Artificial intelligence is advancing rapidly and poised to change the status quo in any number of industries, including healthcare. A recent report by Frost & Sullivan predicts the AI market in healthcare will reach $6 billion by 2021, up from just $600 million two years ago.
With the shift to a value-based reimbursement model, ushered in with the Affordable Care Act, hospitals and providers are looking for new ways to increase efficiencies and improve patient outcomes. Cognitive solutions such as IBM’s Watson system can assess huge amounts of patient data, provide guidance and decision support, and improve clinical workflow.
The goal is to support the physician, not replace him or her, said Anil Jain, vice president of IBM’s Watson Health and an internist and medical informatics specialist at the Cleveland Clinic.
Watson is currently partnering with about 30 companies and institutions to create additional levels of specialization for its basic software platform. Here’s a look at some of the ways AI is being used to affect practice management and care services.
Diagnosis and treatment
Keeping up with the latest medical information is not only daunting for today’s care providers—it’s next to impossible. According to Jain, the medical literature and knowledge base that a physician needs to draw upon is literally doubling every two years.
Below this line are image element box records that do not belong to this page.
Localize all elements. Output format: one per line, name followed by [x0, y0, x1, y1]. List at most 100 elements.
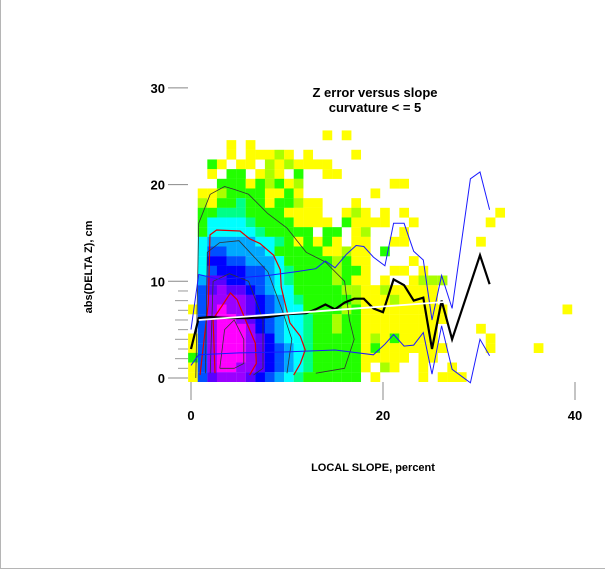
heatmap-cell [322, 227, 333, 237]
heatmap-cell [284, 198, 294, 208]
heatmap-cell [236, 275, 246, 286]
heatmap-cell [332, 265, 342, 276]
heatmap-cell [255, 217, 266, 228]
heatmap-cell [389, 323, 400, 334]
contour-line [205, 240, 293, 374]
contour-line [219, 319, 245, 369]
heatmap-cell [418, 323, 429, 334]
heatmap-cell [236, 178, 246, 189]
heatmap-cell [293, 236, 304, 247]
heatmap-cell [341, 256, 352, 266]
heatmap-cell [264, 343, 275, 353]
heatmap-cell [216, 159, 227, 170]
heatmap-cell [293, 159, 304, 170]
series-lines [189, 171, 491, 384]
heatmap-cell [274, 362, 285, 373]
heatmap-cell [303, 275, 314, 286]
heatmap-cell [245, 352, 256, 363]
heatmap-cell [245, 314, 256, 324]
heatmap-cell [303, 198, 314, 208]
heatmap-cell [332, 333, 342, 344]
heatmap-cell [255, 188, 266, 199]
heatmap-cell [245, 217, 256, 228]
heatmap-cell [274, 372, 285, 382]
heatmap-cell [245, 362, 256, 373]
heatmap-cell [485, 333, 496, 344]
heatmap-cell [255, 333, 266, 344]
heatmap-cell [255, 372, 266, 382]
heatmap-cell [293, 343, 304, 353]
heatmap-cell [360, 246, 371, 257]
heatmap-cell [322, 362, 333, 373]
heatmap-cell [264, 372, 275, 382]
heatmap-cell [216, 323, 227, 334]
heatmap-cell [380, 323, 390, 334]
heatmap-cell [264, 198, 275, 208]
heatmap-cell [341, 343, 352, 353]
heatmap-cell [332, 362, 342, 373]
heatmap-cell [197, 265, 208, 276]
heatmap-cell [303, 323, 314, 334]
heatmap-cell [312, 159, 323, 170]
heatmap-cell [274, 304, 285, 315]
heatmap-cell [351, 285, 362, 295]
heatmap-cell [322, 285, 333, 295]
heatmap-cell [303, 246, 314, 257]
heatmap-cell [389, 294, 400, 305]
heatmap-cell [207, 352, 218, 363]
heatmap-cell [264, 169, 275, 179]
heatmap-cell [370, 323, 381, 334]
heatmap-cell [303, 217, 314, 228]
heatmap-cell [389, 343, 400, 353]
heatmap-cell [341, 352, 352, 363]
heatmap-cell [399, 343, 410, 353]
heatmap-cell [312, 323, 323, 334]
heatmap-cell [245, 159, 256, 170]
heatmap-cell [380, 207, 390, 218]
heatmap-cell [399, 285, 410, 295]
heatmap-cell [370, 333, 381, 344]
heatmap-cell [370, 188, 381, 199]
heatmap-cell [284, 178, 294, 189]
contour-lines [195, 186, 355, 379]
heatmap-cell [399, 314, 410, 324]
heatmap-cell [408, 333, 419, 344]
heatmap-cell [332, 352, 342, 363]
heatmap-cell [197, 256, 208, 266]
heatmap-cell [322, 333, 333, 344]
heatmap-cell [207, 343, 218, 353]
heatmap-cell [428, 314, 438, 324]
heatmap-cell [226, 285, 237, 295]
heatmap-cell [437, 343, 448, 353]
heatmap-cell [226, 198, 237, 208]
heatmap-cell [274, 285, 285, 295]
heatmap-cell [216, 362, 227, 373]
heatmap-cell [264, 236, 275, 247]
heatmap-cell [293, 285, 304, 295]
heatmap-cell [380, 333, 390, 344]
heatmap-cell [322, 236, 333, 247]
heatmap-cell [226, 333, 237, 344]
heatmap-cell [408, 323, 419, 334]
heatmap-cell [264, 178, 275, 189]
y-tick-label: 20 [151, 178, 165, 193]
heatmap-cell [255, 256, 266, 266]
heatmap-cell [264, 159, 275, 170]
contour-line [195, 186, 355, 379]
contour-line [212, 292, 257, 376]
heatmap-cell [360, 314, 371, 324]
heatmap-cell [226, 149, 237, 160]
heatmap-cell [264, 304, 275, 315]
heatmap-cell [303, 149, 314, 160]
contour-line [209, 273, 264, 376]
heatmap-cell [188, 372, 198, 382]
heatmap-cell [351, 246, 362, 257]
y-axis-label: abs(DELTA Z), cm [83, 220, 95, 313]
heatmap-cell [207, 285, 218, 295]
heatmap-cell [255, 178, 266, 189]
heatmap-cell [226, 304, 237, 315]
heatmap-cell [351, 362, 362, 373]
heatmap-cell [303, 352, 314, 363]
heatmap-cell [418, 362, 429, 373]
Watson’s AI uses cognitive computing to sift through all that information and find patterns that are relevant for different patients a doctor is seeing in order to help them make stronger diagnoses and craft better treatment regimens. For example, Watson Oncology sifts through thousands of cases and articles and helps the doctor decide the best treatment for a specific type of tumor.
AkēLex, a startup located in Portland, OR, has developed an adaptive learning tool that helps caregivers deliver care by providing guidance based on the patient’s profile.
“It’s almost like having a specialist watching over a frontline nurse who is treating a patient,” said Venkat Rajan, global director of the Visionary Health Program at Frost & Sullivan.
Disease management
Austin, TX-based Cognitive Scale developed a tool, called Cognitive Clouds, to provide actionable insights for people living with chronic conditions. Doctors use the insights to better understand their patients' needs and tailor care.
The system is being used by Utah’s Intermountain Healthcare in a pilot program to help teens with Type 1 diabetes transition to self-care as adults. The goal is to reduce future hospitalizations and ensure better outcomes, a Cognitive Scale spokesman said.
In February, the two-year-old startup teamed with the University of Texas MD Anderson Cancer Center on a multiyear initiative to use cognitive computing to speed up healthcare decisionmaking, enhance the patient experience, and boost staff productivity.
Watson is also being used to look at disease pathways and why certain people might respond better to certain types of care processes better than others. To do this, Watson considers the patient’s personality, as well as all sorts of disparate data, such as socioeconomic data and demographics, to help predict how patients will respond to different treatment options, Jain said.
Clinical Trials
One of the trickiest challenges for doctors is finding an appropriate clinical trial for a patient who has exhausted available treatment options, Jain said. Watson reads through thousands of clinical trial protocols and reasons whether a specific patient might qualify for a particular clinical trial and communicates that back to the doctor.
AkēLex’s AKE stores unbiased clinical data and allows it to be searched by patient populations, individuals, diseases, conditions, procedures, medications, and more. This gives physicians immediate access to data at various levels depending on the problem they’re trying to solve vis à vis their patient.
Wellness
Using Watson’s cognitive capabilities, Welltok’s Caféwell Concierge app offers personalized health solutions for everyday consumers. The app employs Watson’s natural language processing capabilities to assess user’s activity goals and prompt them to meet those goals.
Watson is also partnering with Johnson & Johnson to use AI to help joint replacement patients better manage their health. It is also partnering with Medtronic with the goal of being able to predict which diabetes patients need more help in keeping their blood sugar under control.
Reimbursement
Hindsait has developed a software-as-a-service platform that enables payers and accountable care organizations to identify potentially unnecessary services during the review process and improve quality of care. The system uses natural language processing, a database of established clinical guidelines and knowledge base, and predictive analytics “to assign a confidence score that enables consistent clinical and administrative decisionmaking,” CEO of the Hackensack, NJ startup Pinaki Dasgupta said.
Hindsait’s platform has been live in production with Magellan Health since last year, Dasgupta said. The AI technology improves Magellan’s utilization management system by bolstering clinical quality and outcomes and increasing the consistency and productivity of care reviewers, he added.
The technology, which is hosted on the HIPAA-compliant, highly secured Google Cloud platform, is also being piloted by several large payers and ACOs.
The beauty of cloud-based healthcare AI is not only its potential, but that it’s affordable for most providers—from large tertiary care centers to small medical practices, Jain said.
Jain noted, for example, that a hospital in Thailand and one in South America are currently leveraging Watson’s cognitive computing. “These are hospitals that may not be able to afford having super computers in their data centers, but because of the cloud we’re able to make it significantly more affordable,” he said.